Sometimes, though, even when I’m there I just don’t really feel it. Maybe I’m tired or feeling frustrated and the last thing I want to do is push through a hard workout. Here are some tricks that have worked for me.
- Pick a motivating scenario and play it through in your head. Do you have a class reunion coming up or maybe a friend’s wedding? Imagine exactly what you’ll wear and how flawless you’ll look in it. Imagine how people will react when they see what a transformation you’ve made. Think about how proud you’ll be and how excited you’ll feel. Think about every single detail and truly dive into the moment. Oftentimes this is the strategy I’ll use when I’m doing bike or rowing sprints and I want to quit. Not only does it really motivate me but it also helps distract me and the time flies by more quickly.
- Play a song that really speaks to you. When Katy Perry’s “Roar” first came out, I think I kept it on repeat during my workouts (not really, but almost!).

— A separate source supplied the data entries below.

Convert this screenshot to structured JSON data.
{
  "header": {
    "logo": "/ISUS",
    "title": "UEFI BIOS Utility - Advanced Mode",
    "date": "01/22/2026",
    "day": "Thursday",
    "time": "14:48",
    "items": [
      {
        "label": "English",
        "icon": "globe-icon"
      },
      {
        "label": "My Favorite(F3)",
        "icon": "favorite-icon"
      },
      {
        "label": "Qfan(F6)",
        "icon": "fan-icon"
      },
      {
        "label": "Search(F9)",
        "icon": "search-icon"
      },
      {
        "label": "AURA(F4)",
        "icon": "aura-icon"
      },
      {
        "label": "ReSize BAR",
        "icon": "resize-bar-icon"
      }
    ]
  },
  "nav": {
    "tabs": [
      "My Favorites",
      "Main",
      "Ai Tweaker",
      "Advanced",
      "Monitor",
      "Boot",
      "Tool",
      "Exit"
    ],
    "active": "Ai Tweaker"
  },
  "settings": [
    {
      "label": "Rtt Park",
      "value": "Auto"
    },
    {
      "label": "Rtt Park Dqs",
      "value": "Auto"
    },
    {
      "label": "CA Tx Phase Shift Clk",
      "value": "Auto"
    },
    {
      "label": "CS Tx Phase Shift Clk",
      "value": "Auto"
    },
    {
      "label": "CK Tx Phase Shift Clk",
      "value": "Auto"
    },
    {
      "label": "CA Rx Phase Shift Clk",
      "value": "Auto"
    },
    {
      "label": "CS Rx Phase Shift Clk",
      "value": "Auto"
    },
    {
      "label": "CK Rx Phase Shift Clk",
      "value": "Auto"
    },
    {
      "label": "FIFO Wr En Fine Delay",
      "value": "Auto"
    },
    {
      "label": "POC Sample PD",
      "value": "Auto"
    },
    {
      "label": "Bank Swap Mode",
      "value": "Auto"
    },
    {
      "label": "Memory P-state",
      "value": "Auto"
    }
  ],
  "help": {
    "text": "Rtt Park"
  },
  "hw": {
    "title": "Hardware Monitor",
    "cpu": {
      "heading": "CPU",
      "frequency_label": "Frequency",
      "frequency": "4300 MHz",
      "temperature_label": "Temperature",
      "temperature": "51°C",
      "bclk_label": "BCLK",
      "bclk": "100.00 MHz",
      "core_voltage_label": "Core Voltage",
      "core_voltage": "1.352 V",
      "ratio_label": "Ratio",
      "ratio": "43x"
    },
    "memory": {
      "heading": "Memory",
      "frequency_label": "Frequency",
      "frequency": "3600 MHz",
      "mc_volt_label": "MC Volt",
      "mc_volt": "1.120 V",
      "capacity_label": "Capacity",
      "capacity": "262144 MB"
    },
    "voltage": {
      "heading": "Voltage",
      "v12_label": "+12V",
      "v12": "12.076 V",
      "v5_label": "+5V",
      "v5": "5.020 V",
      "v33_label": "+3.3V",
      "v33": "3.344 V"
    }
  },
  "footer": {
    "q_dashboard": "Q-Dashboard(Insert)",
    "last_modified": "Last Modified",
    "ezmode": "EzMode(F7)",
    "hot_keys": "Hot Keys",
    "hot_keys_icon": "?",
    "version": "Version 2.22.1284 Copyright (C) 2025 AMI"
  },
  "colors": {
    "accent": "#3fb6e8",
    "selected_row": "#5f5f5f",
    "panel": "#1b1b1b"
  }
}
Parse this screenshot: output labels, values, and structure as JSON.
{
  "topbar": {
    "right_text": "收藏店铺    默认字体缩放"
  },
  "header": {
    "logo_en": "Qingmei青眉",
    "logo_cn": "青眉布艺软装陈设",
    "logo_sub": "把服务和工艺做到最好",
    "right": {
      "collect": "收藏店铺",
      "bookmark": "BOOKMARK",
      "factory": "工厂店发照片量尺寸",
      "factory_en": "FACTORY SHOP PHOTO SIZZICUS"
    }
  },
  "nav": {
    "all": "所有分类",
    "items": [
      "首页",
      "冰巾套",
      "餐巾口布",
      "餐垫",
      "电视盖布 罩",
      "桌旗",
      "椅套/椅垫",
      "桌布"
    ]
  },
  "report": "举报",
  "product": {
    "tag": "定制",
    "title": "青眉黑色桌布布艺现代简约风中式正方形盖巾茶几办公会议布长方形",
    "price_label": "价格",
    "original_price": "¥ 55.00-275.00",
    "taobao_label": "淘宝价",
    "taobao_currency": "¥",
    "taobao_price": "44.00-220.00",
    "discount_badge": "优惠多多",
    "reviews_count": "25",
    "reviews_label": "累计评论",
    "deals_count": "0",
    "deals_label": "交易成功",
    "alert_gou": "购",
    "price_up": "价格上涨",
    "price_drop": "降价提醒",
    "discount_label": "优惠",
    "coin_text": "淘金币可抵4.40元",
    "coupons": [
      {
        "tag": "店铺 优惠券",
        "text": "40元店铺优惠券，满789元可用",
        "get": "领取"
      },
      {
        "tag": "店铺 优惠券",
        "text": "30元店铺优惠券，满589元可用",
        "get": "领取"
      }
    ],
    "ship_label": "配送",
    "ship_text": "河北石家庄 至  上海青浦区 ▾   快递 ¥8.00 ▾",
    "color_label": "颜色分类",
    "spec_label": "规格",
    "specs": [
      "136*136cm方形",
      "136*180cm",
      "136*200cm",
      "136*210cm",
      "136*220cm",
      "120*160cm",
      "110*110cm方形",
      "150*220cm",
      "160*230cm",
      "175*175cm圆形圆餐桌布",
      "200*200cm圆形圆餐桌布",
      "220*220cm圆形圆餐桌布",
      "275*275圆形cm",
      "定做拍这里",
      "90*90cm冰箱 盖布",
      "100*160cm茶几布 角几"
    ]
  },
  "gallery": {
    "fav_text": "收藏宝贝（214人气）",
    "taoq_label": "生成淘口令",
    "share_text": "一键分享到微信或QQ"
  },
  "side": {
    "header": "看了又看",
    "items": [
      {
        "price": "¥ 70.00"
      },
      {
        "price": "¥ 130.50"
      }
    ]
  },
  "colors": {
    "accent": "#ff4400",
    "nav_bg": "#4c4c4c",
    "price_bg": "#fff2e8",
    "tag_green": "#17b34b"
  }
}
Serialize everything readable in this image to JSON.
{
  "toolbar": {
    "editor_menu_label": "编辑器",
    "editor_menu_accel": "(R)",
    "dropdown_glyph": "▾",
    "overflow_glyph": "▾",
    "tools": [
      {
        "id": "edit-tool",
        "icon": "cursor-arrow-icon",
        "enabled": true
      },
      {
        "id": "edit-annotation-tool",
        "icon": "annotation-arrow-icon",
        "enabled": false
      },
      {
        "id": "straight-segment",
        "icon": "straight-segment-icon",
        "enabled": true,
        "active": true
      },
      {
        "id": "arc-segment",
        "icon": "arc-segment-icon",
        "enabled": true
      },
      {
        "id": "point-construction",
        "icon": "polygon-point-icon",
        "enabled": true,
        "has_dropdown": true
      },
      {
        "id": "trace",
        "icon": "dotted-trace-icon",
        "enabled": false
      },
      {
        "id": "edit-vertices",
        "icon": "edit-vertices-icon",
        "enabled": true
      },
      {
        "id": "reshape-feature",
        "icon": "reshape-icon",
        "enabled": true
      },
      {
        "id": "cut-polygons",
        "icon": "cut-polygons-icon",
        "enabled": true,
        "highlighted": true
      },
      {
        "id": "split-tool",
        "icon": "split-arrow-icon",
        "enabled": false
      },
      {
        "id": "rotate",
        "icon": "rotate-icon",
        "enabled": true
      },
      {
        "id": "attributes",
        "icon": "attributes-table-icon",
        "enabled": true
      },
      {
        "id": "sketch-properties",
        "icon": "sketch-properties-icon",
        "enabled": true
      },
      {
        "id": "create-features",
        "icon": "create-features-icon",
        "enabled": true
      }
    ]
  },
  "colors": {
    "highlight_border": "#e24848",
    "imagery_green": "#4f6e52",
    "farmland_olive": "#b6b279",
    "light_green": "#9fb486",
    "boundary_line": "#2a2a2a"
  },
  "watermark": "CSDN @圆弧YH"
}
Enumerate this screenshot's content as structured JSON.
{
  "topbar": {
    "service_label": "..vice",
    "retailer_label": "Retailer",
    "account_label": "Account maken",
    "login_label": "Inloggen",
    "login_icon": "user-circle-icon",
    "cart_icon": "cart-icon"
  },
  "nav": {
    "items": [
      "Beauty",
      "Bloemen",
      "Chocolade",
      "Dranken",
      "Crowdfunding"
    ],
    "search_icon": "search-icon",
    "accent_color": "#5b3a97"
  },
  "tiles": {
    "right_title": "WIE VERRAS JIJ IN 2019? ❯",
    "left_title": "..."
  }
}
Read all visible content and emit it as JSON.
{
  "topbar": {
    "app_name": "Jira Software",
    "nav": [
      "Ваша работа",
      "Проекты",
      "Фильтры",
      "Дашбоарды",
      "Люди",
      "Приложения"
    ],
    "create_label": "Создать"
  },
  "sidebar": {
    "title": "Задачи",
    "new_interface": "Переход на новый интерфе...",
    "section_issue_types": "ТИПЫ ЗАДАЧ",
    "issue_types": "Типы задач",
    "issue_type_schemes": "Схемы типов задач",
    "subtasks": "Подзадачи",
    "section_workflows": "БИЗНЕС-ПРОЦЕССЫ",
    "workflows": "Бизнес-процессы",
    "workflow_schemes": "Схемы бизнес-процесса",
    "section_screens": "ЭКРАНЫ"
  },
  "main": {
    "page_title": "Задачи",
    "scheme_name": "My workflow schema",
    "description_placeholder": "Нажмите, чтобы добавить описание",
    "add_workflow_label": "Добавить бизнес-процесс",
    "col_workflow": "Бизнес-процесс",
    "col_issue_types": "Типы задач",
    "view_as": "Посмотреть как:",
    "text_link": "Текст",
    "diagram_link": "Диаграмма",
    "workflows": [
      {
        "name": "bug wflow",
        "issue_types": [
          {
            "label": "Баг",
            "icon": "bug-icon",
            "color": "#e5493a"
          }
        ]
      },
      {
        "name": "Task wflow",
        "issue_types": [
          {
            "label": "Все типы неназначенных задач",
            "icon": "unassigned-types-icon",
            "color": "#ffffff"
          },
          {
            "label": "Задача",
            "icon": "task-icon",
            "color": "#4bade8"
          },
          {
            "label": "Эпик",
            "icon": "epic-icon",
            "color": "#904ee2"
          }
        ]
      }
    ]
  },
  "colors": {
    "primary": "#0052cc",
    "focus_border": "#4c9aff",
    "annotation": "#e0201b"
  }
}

It can’t just be a song that you like or that energizes you. It has to be a song that really tugs at that person you want to be or that goal you know you can reach. Lose yourself in that song for a moment. This is usually enough to trigger me to remember that the ONLY way to my goals is through pushing myself. If I’m comfortable all the time, I won’t be stretched enough to get where I need to go.
- Imagine what is happening inside your body as you push yourself. I do this all the time. Maybe it’s my inner dork, but it really works for me. For example, I hate burpees. They’re hard. They make me sweat and they make me breathless. But damn do they work. Usually when I do them, I want to quit within a minute. Instead, I imagine what’s happening in my body as I work so hard. I imagine fat being released from cells. I imagine it being carried through my body (thanks to the increased blood flow from those damn burpees) and entering another cell to be burned. I imagine my legs or my belly getting leaner as I push myself to the max.
I don’t know what will work for you but I do know this: giving up won’t work. Never pushing past your comfort zone is not what it will take to get you to your goals. It’s not supposed to be comfortable. Embrace the discomfort because it’s what is required to transform you into what you’re trying to become.